Ok so this one has me really confused. I'm working on a HW problem, and discovered something that was really weird to me. here is the function and call in question
int find_oldest_frame(int **a, int size)
{
int min = clock();
int **ptr;
int *ptr2;
int frame = 0;
int i;
// get address of pointer so we can modify it
ptr = a;
// store off original pointer location.
ptr2 = *a;
for (i=0; i<size; i++)
{
// Who is the oldest time
if (**ptr < min)
{
min = **ptr;
frame = i;
}
printf("Current_Pointer %d\n", *ptr);
*ptr++; // For some reason ++ doesn't work.
}
// now store the oldest frame with the current system time, so it's no longer the oldest.
*ptr = ptr2;
*ptr += frame;
**ptr = clock();
*ptr = ptr2;
// Return the array index so that we can change the right page!
return frame;
}
So to make a long story short, I get a popup (in windows) that says there was a problem and has to close.

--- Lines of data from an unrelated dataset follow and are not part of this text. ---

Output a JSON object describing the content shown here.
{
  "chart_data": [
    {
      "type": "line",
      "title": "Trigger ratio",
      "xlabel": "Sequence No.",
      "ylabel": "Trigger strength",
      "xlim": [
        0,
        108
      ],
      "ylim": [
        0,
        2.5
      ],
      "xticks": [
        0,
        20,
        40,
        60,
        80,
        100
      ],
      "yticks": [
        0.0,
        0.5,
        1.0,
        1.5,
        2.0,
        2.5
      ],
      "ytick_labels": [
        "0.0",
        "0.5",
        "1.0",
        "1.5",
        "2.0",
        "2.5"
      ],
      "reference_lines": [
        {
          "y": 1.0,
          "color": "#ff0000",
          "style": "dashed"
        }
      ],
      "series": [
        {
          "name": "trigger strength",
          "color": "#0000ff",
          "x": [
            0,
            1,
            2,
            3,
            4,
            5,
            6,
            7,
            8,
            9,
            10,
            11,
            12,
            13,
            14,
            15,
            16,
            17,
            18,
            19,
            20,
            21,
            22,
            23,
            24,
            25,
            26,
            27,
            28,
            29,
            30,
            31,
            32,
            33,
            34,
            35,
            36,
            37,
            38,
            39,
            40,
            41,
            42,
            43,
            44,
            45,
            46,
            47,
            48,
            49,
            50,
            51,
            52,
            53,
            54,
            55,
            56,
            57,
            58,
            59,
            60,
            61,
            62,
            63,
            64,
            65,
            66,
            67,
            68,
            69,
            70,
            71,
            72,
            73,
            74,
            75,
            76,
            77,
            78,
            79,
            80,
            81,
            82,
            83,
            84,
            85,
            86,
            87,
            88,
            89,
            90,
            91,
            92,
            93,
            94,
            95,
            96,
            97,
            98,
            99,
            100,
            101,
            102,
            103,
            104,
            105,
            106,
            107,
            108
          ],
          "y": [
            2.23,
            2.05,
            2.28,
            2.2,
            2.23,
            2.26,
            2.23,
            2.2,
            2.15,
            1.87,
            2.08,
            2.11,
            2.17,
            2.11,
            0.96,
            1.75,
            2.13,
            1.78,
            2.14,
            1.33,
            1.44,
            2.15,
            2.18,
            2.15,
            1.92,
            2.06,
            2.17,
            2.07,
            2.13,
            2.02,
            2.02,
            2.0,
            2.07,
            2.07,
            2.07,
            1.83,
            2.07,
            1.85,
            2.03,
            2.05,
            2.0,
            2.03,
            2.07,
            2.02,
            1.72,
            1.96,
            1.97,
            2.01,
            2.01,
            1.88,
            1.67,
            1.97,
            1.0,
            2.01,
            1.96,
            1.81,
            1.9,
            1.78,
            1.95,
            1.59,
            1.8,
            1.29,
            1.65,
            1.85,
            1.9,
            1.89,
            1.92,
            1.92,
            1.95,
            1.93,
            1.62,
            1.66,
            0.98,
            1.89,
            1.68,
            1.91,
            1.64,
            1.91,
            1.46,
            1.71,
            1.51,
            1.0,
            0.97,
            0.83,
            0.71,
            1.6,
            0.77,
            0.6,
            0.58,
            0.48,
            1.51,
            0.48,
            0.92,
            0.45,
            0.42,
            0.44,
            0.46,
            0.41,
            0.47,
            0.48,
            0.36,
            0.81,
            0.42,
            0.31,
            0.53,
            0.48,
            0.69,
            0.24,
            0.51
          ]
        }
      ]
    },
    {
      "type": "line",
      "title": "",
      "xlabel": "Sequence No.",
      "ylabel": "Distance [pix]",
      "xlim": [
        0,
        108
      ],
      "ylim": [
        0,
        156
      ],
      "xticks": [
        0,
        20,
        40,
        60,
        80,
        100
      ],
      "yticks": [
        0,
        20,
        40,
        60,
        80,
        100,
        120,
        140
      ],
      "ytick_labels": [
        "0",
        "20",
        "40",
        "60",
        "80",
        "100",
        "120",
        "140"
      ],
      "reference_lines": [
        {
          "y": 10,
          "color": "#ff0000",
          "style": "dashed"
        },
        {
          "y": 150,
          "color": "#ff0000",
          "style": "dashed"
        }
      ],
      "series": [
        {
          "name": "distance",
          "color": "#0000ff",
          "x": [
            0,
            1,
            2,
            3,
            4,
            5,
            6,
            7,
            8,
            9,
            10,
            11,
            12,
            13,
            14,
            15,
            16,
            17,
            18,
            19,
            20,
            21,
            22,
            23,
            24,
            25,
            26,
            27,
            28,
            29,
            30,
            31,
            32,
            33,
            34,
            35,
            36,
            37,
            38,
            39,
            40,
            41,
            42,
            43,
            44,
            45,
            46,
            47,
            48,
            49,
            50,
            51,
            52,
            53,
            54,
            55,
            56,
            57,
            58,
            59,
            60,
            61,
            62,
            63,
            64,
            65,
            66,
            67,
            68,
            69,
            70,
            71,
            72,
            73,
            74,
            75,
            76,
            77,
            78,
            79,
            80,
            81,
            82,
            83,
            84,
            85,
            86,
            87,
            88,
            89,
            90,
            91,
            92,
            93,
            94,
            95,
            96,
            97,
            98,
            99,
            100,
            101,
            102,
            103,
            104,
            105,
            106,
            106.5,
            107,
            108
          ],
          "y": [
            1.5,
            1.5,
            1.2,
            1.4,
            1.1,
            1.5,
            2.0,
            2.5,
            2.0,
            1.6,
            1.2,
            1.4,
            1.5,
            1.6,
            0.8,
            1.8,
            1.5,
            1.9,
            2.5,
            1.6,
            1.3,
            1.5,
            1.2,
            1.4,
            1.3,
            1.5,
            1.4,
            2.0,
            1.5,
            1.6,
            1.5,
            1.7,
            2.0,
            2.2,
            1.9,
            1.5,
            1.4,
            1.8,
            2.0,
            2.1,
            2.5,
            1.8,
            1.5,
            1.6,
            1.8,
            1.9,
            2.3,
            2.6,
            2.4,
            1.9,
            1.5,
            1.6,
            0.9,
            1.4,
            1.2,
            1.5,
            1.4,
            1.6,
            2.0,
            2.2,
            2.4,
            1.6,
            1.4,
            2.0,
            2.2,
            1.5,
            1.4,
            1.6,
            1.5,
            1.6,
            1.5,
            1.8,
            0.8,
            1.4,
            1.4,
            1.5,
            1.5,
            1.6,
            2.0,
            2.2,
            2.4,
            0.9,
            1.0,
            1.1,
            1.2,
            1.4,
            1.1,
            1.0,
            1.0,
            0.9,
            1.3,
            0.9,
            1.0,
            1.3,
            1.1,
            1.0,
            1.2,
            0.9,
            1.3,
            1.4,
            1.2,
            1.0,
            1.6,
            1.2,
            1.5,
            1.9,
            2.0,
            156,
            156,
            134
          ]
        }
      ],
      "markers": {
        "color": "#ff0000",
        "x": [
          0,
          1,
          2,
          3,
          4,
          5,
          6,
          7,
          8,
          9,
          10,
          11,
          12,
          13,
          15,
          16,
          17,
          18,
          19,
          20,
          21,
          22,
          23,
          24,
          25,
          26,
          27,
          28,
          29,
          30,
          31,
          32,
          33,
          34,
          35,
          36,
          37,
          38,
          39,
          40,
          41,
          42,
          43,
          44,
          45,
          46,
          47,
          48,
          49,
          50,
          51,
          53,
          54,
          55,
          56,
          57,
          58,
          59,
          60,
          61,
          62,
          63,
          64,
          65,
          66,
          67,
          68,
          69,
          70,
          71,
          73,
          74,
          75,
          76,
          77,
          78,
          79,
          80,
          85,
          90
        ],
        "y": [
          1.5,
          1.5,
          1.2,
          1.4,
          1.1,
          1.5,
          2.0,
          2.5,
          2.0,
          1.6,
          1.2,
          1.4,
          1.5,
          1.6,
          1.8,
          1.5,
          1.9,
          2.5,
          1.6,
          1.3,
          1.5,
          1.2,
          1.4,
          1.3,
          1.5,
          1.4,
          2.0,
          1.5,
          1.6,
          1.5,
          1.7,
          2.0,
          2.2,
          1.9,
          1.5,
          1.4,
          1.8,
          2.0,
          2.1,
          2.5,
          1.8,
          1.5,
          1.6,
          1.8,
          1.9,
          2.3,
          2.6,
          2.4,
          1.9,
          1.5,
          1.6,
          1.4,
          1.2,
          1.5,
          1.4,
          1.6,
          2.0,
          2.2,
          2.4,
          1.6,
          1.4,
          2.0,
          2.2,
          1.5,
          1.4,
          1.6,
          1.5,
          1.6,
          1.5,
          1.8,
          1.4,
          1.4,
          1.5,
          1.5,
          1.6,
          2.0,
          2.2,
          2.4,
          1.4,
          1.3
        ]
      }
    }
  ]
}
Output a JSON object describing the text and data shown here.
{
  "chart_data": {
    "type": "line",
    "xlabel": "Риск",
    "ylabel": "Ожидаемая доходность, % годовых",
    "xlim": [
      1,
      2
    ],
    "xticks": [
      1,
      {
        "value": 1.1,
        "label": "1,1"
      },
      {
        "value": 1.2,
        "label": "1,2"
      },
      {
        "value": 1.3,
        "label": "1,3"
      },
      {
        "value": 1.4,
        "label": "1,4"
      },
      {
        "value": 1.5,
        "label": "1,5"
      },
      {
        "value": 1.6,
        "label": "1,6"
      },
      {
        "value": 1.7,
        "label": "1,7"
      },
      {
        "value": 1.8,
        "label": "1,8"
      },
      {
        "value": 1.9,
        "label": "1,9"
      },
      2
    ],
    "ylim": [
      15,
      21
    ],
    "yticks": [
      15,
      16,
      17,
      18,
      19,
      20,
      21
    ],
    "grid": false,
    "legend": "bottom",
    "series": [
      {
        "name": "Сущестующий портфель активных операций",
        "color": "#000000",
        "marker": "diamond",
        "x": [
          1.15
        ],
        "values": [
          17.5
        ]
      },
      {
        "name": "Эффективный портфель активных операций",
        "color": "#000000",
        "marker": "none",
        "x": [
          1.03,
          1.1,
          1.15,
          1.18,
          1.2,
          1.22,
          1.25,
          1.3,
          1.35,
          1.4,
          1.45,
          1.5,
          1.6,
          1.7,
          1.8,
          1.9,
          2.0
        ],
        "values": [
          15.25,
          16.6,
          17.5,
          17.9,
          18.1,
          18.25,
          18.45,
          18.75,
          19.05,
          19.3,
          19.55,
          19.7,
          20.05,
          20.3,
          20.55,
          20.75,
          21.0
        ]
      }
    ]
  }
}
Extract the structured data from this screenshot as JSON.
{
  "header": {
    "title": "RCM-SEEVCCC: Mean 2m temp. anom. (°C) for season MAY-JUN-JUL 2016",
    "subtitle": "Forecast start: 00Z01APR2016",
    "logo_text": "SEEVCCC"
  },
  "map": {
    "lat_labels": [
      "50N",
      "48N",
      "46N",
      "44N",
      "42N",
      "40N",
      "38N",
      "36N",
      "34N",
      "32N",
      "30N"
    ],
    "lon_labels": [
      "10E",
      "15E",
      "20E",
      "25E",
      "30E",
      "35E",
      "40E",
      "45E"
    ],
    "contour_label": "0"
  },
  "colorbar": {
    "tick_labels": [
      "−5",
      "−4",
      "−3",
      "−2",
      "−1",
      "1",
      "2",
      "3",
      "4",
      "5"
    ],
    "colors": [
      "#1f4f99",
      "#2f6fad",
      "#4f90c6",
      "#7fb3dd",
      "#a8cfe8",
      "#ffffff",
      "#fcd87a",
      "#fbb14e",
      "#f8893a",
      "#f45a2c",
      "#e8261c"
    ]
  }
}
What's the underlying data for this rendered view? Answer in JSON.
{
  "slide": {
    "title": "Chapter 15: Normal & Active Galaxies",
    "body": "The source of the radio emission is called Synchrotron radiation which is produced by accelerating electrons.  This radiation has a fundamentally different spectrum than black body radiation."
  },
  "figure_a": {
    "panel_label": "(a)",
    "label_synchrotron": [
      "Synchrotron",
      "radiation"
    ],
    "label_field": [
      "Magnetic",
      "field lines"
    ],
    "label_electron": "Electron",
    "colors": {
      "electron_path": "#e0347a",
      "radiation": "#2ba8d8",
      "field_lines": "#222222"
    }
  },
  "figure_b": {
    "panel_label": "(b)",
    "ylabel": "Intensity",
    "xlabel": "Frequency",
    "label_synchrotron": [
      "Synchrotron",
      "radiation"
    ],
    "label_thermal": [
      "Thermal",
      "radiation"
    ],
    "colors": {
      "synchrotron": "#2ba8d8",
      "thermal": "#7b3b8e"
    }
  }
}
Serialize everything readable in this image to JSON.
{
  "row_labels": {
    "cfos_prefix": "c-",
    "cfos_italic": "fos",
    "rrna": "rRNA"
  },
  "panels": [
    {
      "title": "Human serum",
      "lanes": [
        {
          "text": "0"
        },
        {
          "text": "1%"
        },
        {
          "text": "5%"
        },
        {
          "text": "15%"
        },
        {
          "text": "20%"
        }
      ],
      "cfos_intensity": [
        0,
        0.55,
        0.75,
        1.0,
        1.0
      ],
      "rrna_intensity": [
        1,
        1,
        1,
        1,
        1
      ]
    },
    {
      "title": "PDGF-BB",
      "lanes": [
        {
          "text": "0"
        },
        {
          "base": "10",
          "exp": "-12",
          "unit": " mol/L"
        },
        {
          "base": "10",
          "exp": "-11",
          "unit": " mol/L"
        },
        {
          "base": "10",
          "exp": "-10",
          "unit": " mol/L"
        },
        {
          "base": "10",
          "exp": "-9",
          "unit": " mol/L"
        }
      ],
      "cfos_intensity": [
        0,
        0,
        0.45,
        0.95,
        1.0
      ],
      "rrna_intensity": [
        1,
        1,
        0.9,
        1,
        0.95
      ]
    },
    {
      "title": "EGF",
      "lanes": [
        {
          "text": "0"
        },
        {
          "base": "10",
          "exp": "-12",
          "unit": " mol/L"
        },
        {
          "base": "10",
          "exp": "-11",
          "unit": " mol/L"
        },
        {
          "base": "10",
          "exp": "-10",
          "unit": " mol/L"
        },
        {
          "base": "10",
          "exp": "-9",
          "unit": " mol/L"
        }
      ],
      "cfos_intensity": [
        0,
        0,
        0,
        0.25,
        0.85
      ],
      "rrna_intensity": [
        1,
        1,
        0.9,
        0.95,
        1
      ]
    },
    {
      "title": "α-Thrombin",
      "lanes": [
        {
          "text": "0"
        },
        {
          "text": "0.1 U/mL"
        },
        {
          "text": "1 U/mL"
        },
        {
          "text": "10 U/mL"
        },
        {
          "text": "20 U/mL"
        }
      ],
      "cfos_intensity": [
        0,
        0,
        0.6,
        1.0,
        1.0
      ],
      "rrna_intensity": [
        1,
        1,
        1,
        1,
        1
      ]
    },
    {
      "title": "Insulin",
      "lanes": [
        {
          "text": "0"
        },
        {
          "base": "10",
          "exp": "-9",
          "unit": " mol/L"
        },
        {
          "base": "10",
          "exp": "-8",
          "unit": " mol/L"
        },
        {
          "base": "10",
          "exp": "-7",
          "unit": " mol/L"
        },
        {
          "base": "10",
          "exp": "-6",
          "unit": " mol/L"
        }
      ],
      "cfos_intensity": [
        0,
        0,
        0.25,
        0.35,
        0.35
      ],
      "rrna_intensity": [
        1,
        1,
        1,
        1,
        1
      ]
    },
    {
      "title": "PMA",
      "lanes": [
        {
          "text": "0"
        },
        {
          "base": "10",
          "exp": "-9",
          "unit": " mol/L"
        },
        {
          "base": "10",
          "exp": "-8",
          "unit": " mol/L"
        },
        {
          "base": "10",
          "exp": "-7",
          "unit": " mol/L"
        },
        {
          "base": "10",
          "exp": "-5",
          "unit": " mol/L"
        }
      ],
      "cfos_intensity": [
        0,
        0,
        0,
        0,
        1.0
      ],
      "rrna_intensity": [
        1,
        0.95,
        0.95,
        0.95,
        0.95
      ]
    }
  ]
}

When I try replacing *ptr++; with *ptr+=1;
The program runs. This got me interested so I used -S in gcc With the *ptr++ version I get this instruction:
addl $4, -20(%ebp)
with *p+=1 I get
movl -20(%ebp), %eax
movl (%eax), %eax
leal 4(%eax), %edx
movl -20(%ebp), %eax
movl %edx, (%eax)
Which to me looks like a very similar operation, so assuming I'm reading this correctly,
case 1
Increment -20(%ebp) by 4 (assuming $4 means that)
case 2
we store what is in ebp to eax,
(not sure what () do), but do it again?
then take and load the address from eax offset by 4 into edx,
now copy ebp back into eax again,
now copy edx into eax,
I mean it looks like they're doing the same thing, but for some reason *ptr++ != *ptr+=1
Why? What am I missing from what I see?
EDIT: THANKS Everyone now I feel special, I can't believe I didn't realize that!
mov ax, bx= "copy bx into ax".